The Privatization Model Is Not Working
GE has exacerbated inequality in the countries in which it does business. That includes the United States. Data compiled by the watchdog Good Jobs First show that GE has received more than $2 billion in federal, state, and local funds in the United States since 2000. During the same period, three out of four GE jobs in the country have disappeared.
Similar patterns hold true in other countries that welcome GE with open arms. In Nigeria, between 2011 and 2021, the average income or wealth of the bottom 50 percent rose by just 5 percent; during the same period, the average income or wealth of the top 1 percent rose by 20 percent. For the rich, oil and gas have been lucrative industries. A 2017 Oxfam report noted that Nigeria’s taxation policies are fueling the country’s inequalities: every year, Nigeria loses $2.9 billion to tax incentives in sectors like power, gas, agriculture, and aviation. GE has benefited from these policies in Nigeria, just as it has benefited from public funding in the United States.

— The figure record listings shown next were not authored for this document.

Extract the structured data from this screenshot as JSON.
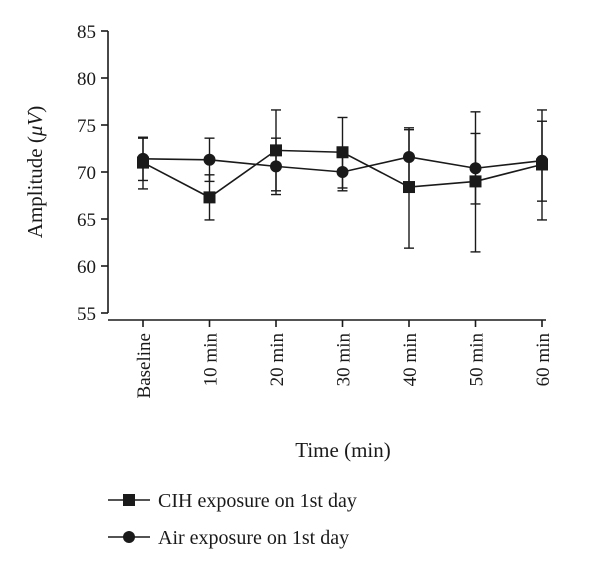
{
  "chart_data": {
    "type": "line",
    "categories": [
      "Baseline",
      "10 min",
      "20 min",
      "30 min",
      "40 min",
      "50 min",
      "60 min"
    ],
    "series": [
      {
        "name": "CIH exposure on 1st day",
        "marker": "square",
        "values": [
          71.0,
          67.3,
          72.3,
          72.1,
          68.4,
          69.0,
          70.8
        ],
        "error_upper": [
          73.6,
          69.7,
          76.6,
          75.8,
          74.5,
          76.4,
          75.4
        ],
        "error_lower": [
          68.2,
          64.9,
          68.0,
          68.3,
          61.9,
          61.5,
          66.9
        ]
      },
      {
        "name": "Air exposure on 1st day",
        "marker": "circle",
        "values": [
          71.4,
          71.3,
          70.6,
          70.0,
          71.6,
          70.4,
          71.2
        ],
        "error_upper": [
          73.7,
          73.6,
          73.6,
          72.0,
          74.7,
          74.1,
          76.6
        ],
        "error_lower": [
          69.1,
          69.0,
          67.6,
          68.0,
          68.4,
          66.6,
          64.9
        ]
      }
    ],
    "xlabel": "Time (min)",
    "ylabel_main": "Amplitude (",
    "ylabel_unit": "μV",
    "ylabel_close": ")",
    "ylim": [
      55,
      85
    ],
    "yticks": [
      55,
      60,
      65,
      70,
      75,
      80,
      85
    ],
    "grid": false,
    "legend_position": "bottom-left",
    "colors": {
      "ink": "#1a1a1a",
      "background": "#ffffff"
    }
  }
}
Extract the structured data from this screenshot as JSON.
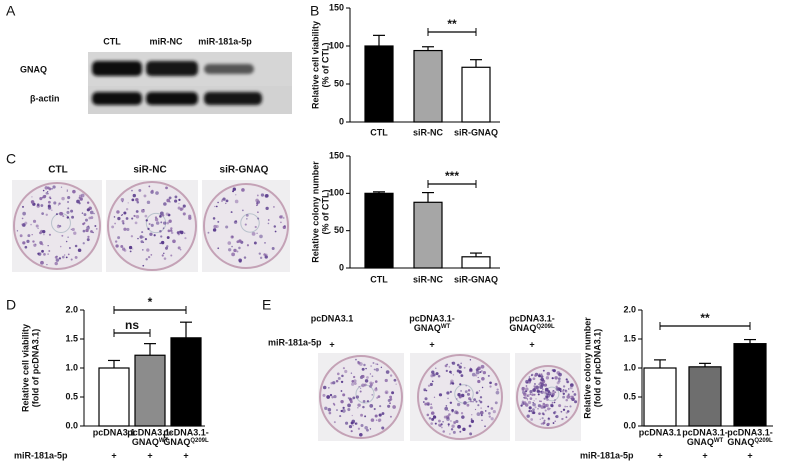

While GE tries to brand itself as climate friendly, it works with the U.S. government to push developing economies into accepting a privatized approach to energy generation guided by market forces. The short-term profiteering pursued by private companies drives countries to extreme financial and political insecurity and delays their transition to renewables. This is not just bad for developing countries. The environmental repercussions have implications for all of us. As GE’s example shows, global climate goals are not always aligned with the interests of corporate America. It is time to channel U.S. foreign aid and energy transition funds away from multinational corporations and toward truly innovative and local solutions that prioritize the long-term interests of people and the planet.
Saheli Khastagir is a writer, painter, and international development consultant from India, based in Washington, D.C. She is one of Dissent‘s 2022 Emerging Writers.